Пройдя между ними, я увидела силуэт дома – черный, низкий, довольно длинный. Но ни в одном окне не сиял мой путеводный огонек. Все было погружено в темноту. Может быть, обитатели дома отошли ко сну, подумала я со страхом. В поисках двери я обогнула угол – и вновь увидела дружелюбный свет. Его лучи лились сквозь частый переплет маленького окошка всего в футе над землей. Оно выглядело еще меньше, так как его заслонял плющ – или другое подобное растение, – густо вившийся по этой стене дома. Видимо, поэтому на окне не было ни занавески, ни ставень. Нагнувшись и отстранив плеть плюща, я смогла заглянуть внутрь. Моему взору открылась комната с посыпанным песком тщательно выскобленным полом, буфет орехового дерева с рядами оловянных тарелок, отражавших алые блики торфа, весело горящего в очаге. Я увидела часы, белый сосновый стол, несколько стульев.
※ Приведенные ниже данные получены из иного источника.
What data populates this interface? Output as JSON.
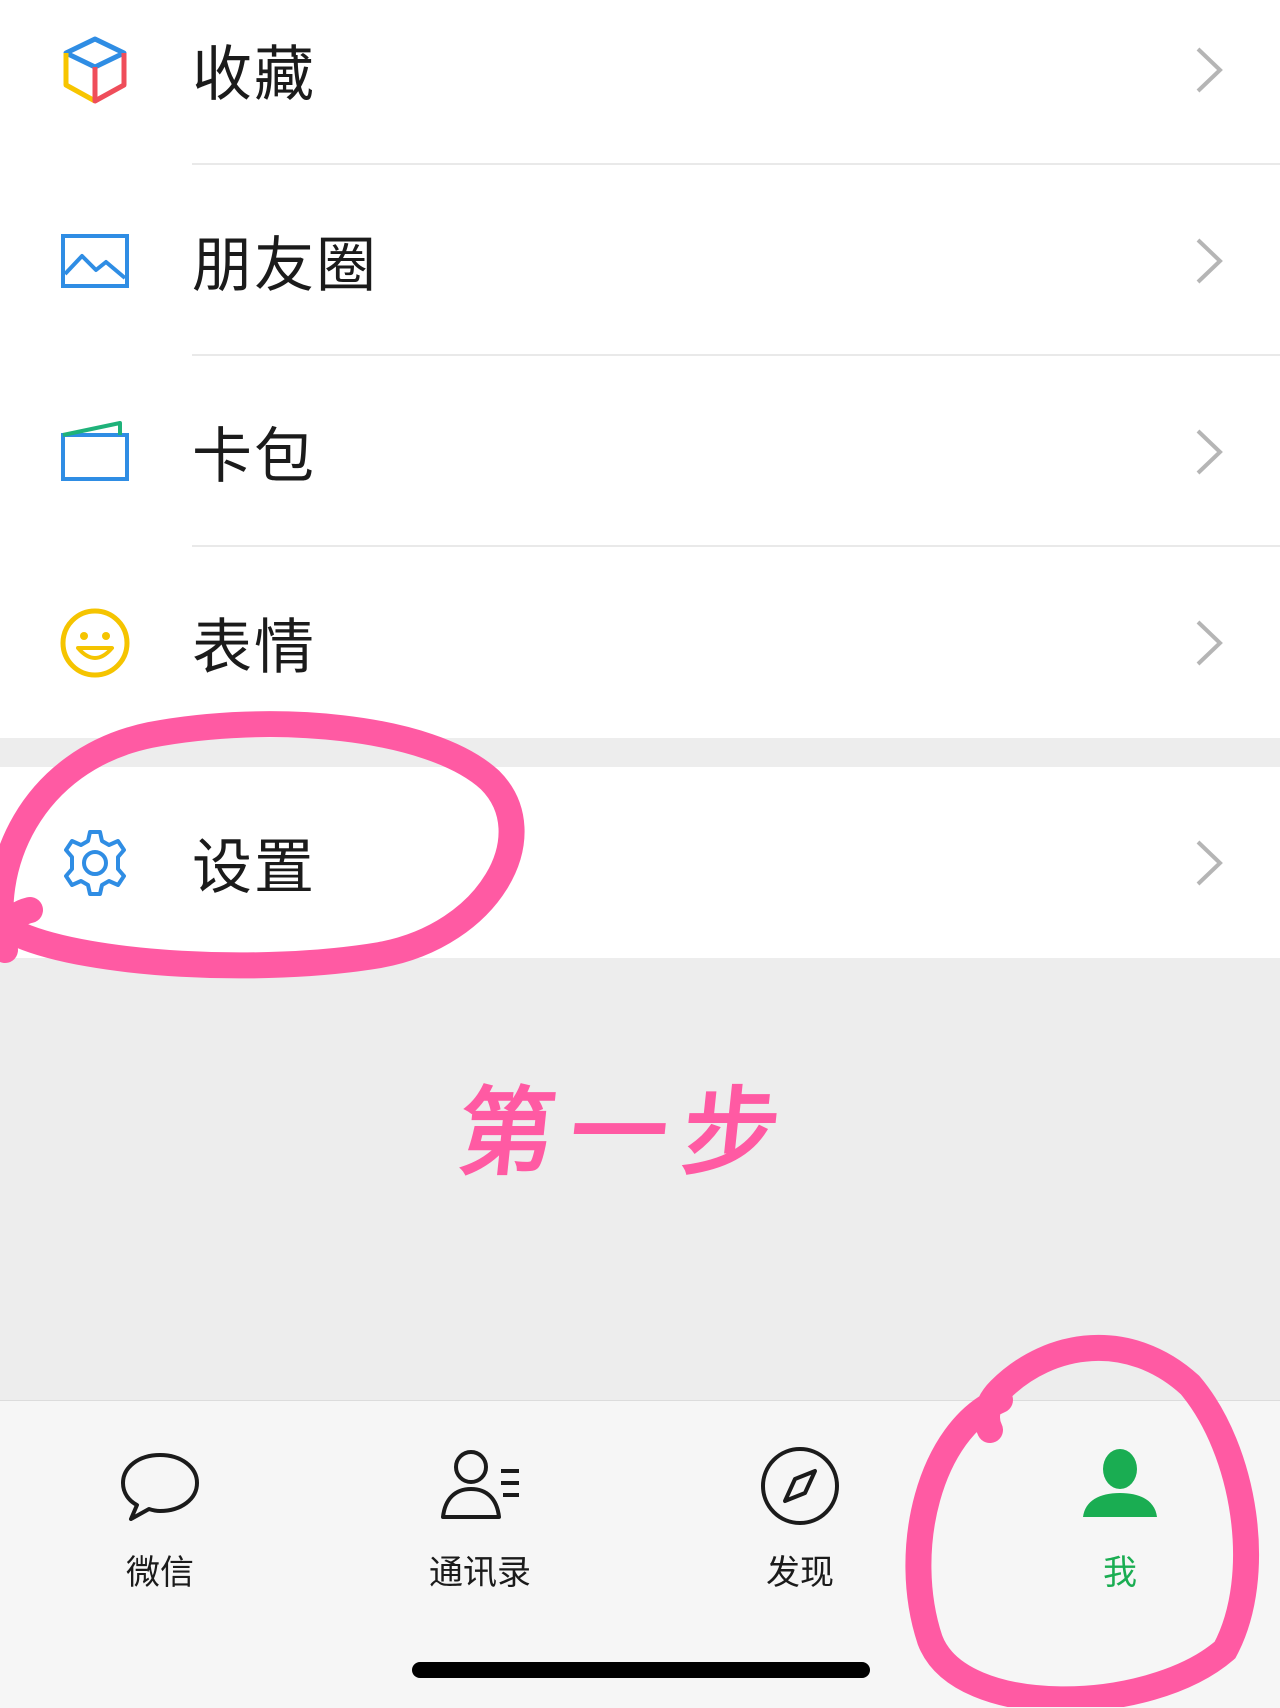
{
  "menu_group_1": [
    {
      "label": "收藏",
      "icon": "favorites-cube-icon"
    },
    {
      "label": "朋友圈",
      "icon": "moments-picture-icon"
    },
    {
      "label": "卡包",
      "icon": "card-wallet-icon"
    },
    {
      "label": "表情",
      "icon": "sticker-smiley-icon"
    }
  ],
  "menu_group_2": [
    {
      "label": "设置",
      "icon": "settings-gear-icon"
    }
  ],
  "annotation": {
    "text": "第一步",
    "color": "#ff5aa3"
  },
  "tabbar": {
    "tabs": [
      {
        "label": "微信",
        "icon": "chat-bubble-icon"
      },
      {
        "label": "通讯录",
        "icon": "contacts-icon"
      },
      {
        "label": "发现",
        "icon": "compass-icon"
      },
      {
        "label": "我",
        "icon": "profile-person-icon",
        "active": true
      }
    ],
    "active_color": "#1aad52"
  }
}
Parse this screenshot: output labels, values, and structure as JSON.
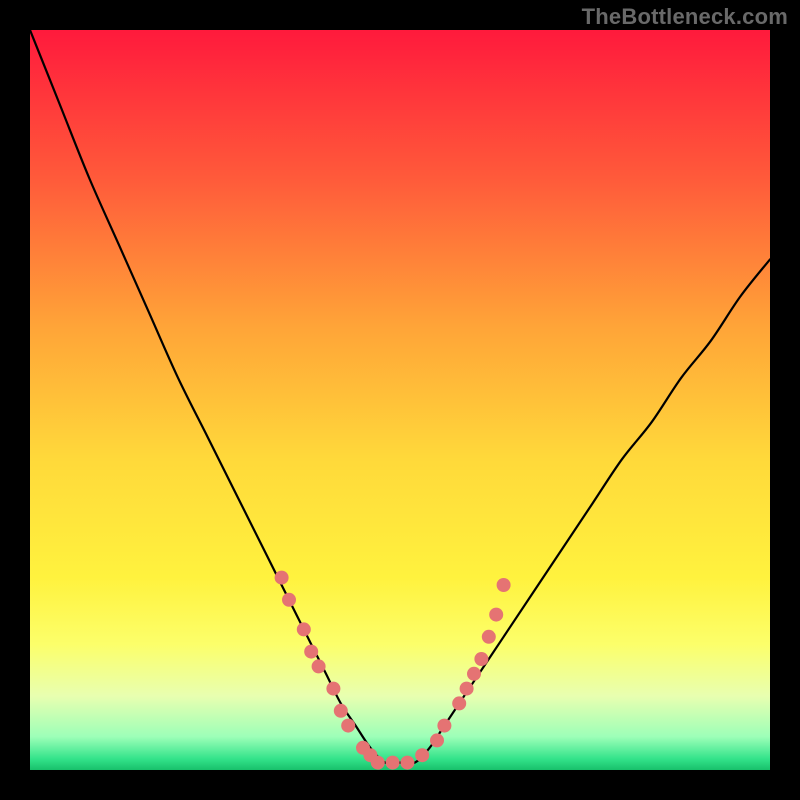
{
  "watermark": "TheBottleneck.com",
  "chart_data": {
    "type": "line",
    "title": "",
    "xlabel": "",
    "ylabel": "",
    "xlim": [
      0,
      100
    ],
    "ylim": [
      0,
      100
    ],
    "legend": false,
    "grid": false,
    "background_gradient": {
      "stops": [
        {
          "offset": 0.0,
          "color": "#ff1a3c"
        },
        {
          "offset": 0.2,
          "color": "#ff5a3a"
        },
        {
          "offset": 0.4,
          "color": "#ffa438"
        },
        {
          "offset": 0.58,
          "color": "#ffd93a"
        },
        {
          "offset": 0.74,
          "color": "#fff23e"
        },
        {
          "offset": 0.83,
          "color": "#fcff6a"
        },
        {
          "offset": 0.9,
          "color": "#e8ffb0"
        },
        {
          "offset": 0.955,
          "color": "#9dffb8"
        },
        {
          "offset": 0.985,
          "color": "#33e38a"
        },
        {
          "offset": 1.0,
          "color": "#18c06b"
        }
      ]
    },
    "series": [
      {
        "name": "bottleneck-curve",
        "stroke": "#000000",
        "stroke_width": 2.2,
        "x": [
          0,
          4,
          8,
          12,
          16,
          20,
          24,
          28,
          32,
          36,
          38,
          40,
          42,
          44,
          46,
          48,
          50,
          52,
          54,
          56,
          60,
          64,
          68,
          72,
          76,
          80,
          84,
          88,
          92,
          96,
          100
        ],
        "y": [
          100,
          90,
          80,
          71,
          62,
          53,
          45,
          37,
          29,
          21,
          17,
          13,
          9,
          6,
          3,
          1,
          1,
          1,
          3,
          6,
          12,
          18,
          24,
          30,
          36,
          42,
          47,
          53,
          58,
          64,
          69
        ]
      }
    ],
    "markers": {
      "name": "highlight-dots",
      "color": "#e57373",
      "radius": 7,
      "points": [
        {
          "x": 34,
          "y": 26
        },
        {
          "x": 35,
          "y": 23
        },
        {
          "x": 37,
          "y": 19
        },
        {
          "x": 38,
          "y": 16
        },
        {
          "x": 39,
          "y": 14
        },
        {
          "x": 41,
          "y": 11
        },
        {
          "x": 42,
          "y": 8
        },
        {
          "x": 43,
          "y": 6
        },
        {
          "x": 45,
          "y": 3
        },
        {
          "x": 46,
          "y": 2
        },
        {
          "x": 47,
          "y": 1
        },
        {
          "x": 49,
          "y": 1
        },
        {
          "x": 51,
          "y": 1
        },
        {
          "x": 53,
          "y": 2
        },
        {
          "x": 55,
          "y": 4
        },
        {
          "x": 56,
          "y": 6
        },
        {
          "x": 58,
          "y": 9
        },
        {
          "x": 59,
          "y": 11
        },
        {
          "x": 60,
          "y": 13
        },
        {
          "x": 61,
          "y": 15
        },
        {
          "x": 62,
          "y": 18
        },
        {
          "x": 63,
          "y": 21
        },
        {
          "x": 64,
          "y": 25
        }
      ]
    }
  }
}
Свеча, чьи лучи послужили мне маяком, горела на столе, и пожилая женщина грубоватого облика, но безупречно чистая, как и все вокруг, вязала чулок при ее свете.
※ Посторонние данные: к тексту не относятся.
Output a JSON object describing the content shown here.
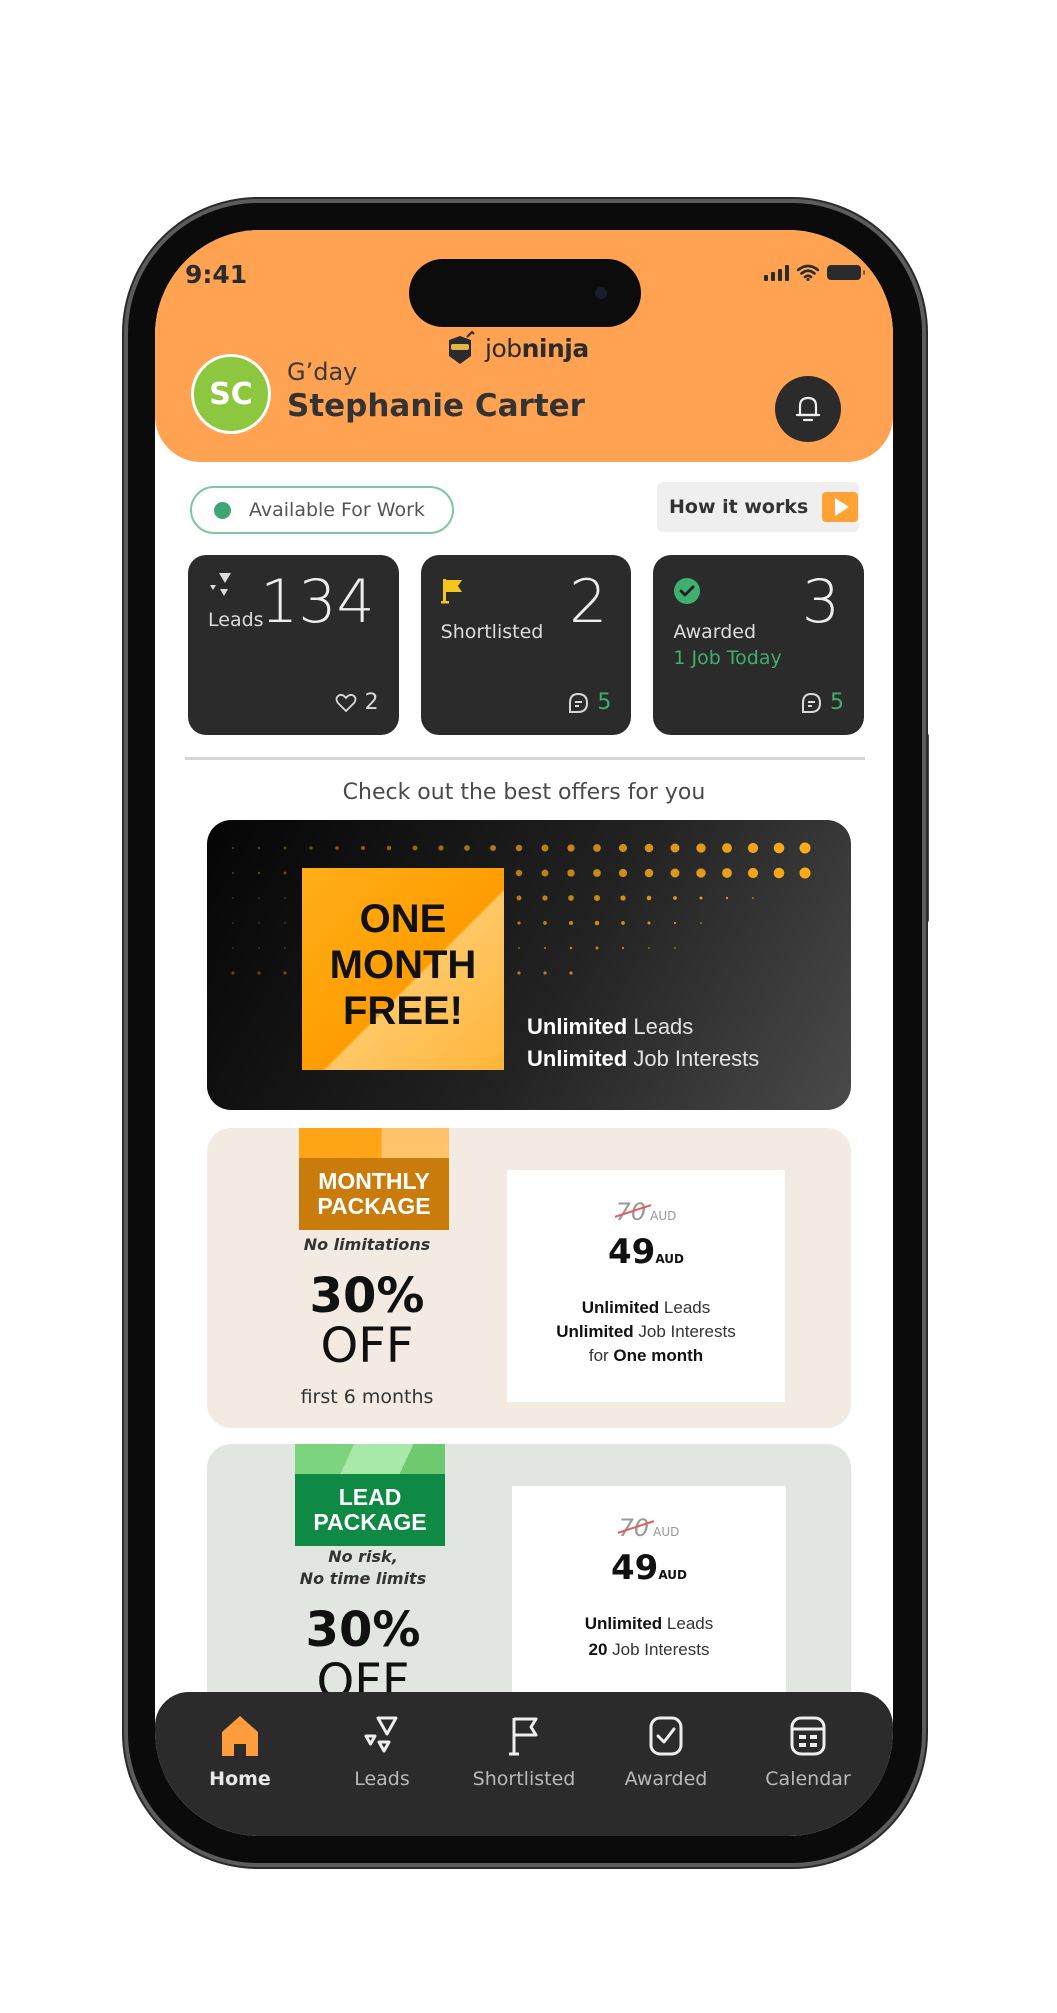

Все это я заметила лишь бегло – таким обыденным оно выглядело. Куда более интересной оказалась группа, тихо и уютно расположившаяся у очага в его теплых розовых отблесках. Две юные изящные девушки, благовоспитанные барышни до кончиков ногтей, сидели там – одна в низком кресле-качалке, другая на еще более низком табурете. Обе были в глубоком трауре: черный креп и бомбазин оттеняли очень белую кожу лица и шеи. На колени одной положил массивную морду крупный старый пойнтер, на коленях другой свернулась черная кошка.
Каким странным обрамлением была эта скромная кухня для подобных обитательниц! Кто они были такие? Во всяком случае, не дочери пожилой женщины у стола. У нее был деревенский облик, а они казались воплощением утонченности. Я никогда не видела похожих лиц, и все-таки чем больше я в них вглядывалась, тем более знакомыми казались мне их черты. Назвать их воплощением красоты я не могу – слишком бледными и серьезными они выглядели. Обе склонялись над книгами, и их сосредоточенность граничила с суровостью. На столике между ними горела вторая свеча, а рядом с ней лежали два пухлых тома, в которые барышни часто заглядывали, как будто сверяя с ними более тонкие книги у них в руках – как обычно делают люди, пользуясь словарем для перевода. Тишина там стояла такая, что озаренную огнем кухню можно было счесть за картину, а ее обитателей – за тени. Мне было слышно, как шуршат угольки, проваливаясь сквозь решетку, как тикают часы в темном углу, и мне даже казалось, будто я различаю пощелкиванье спиц. А потому, когда наконец голос нарушил эту необыкновенную тишь, я без труда расслышала его.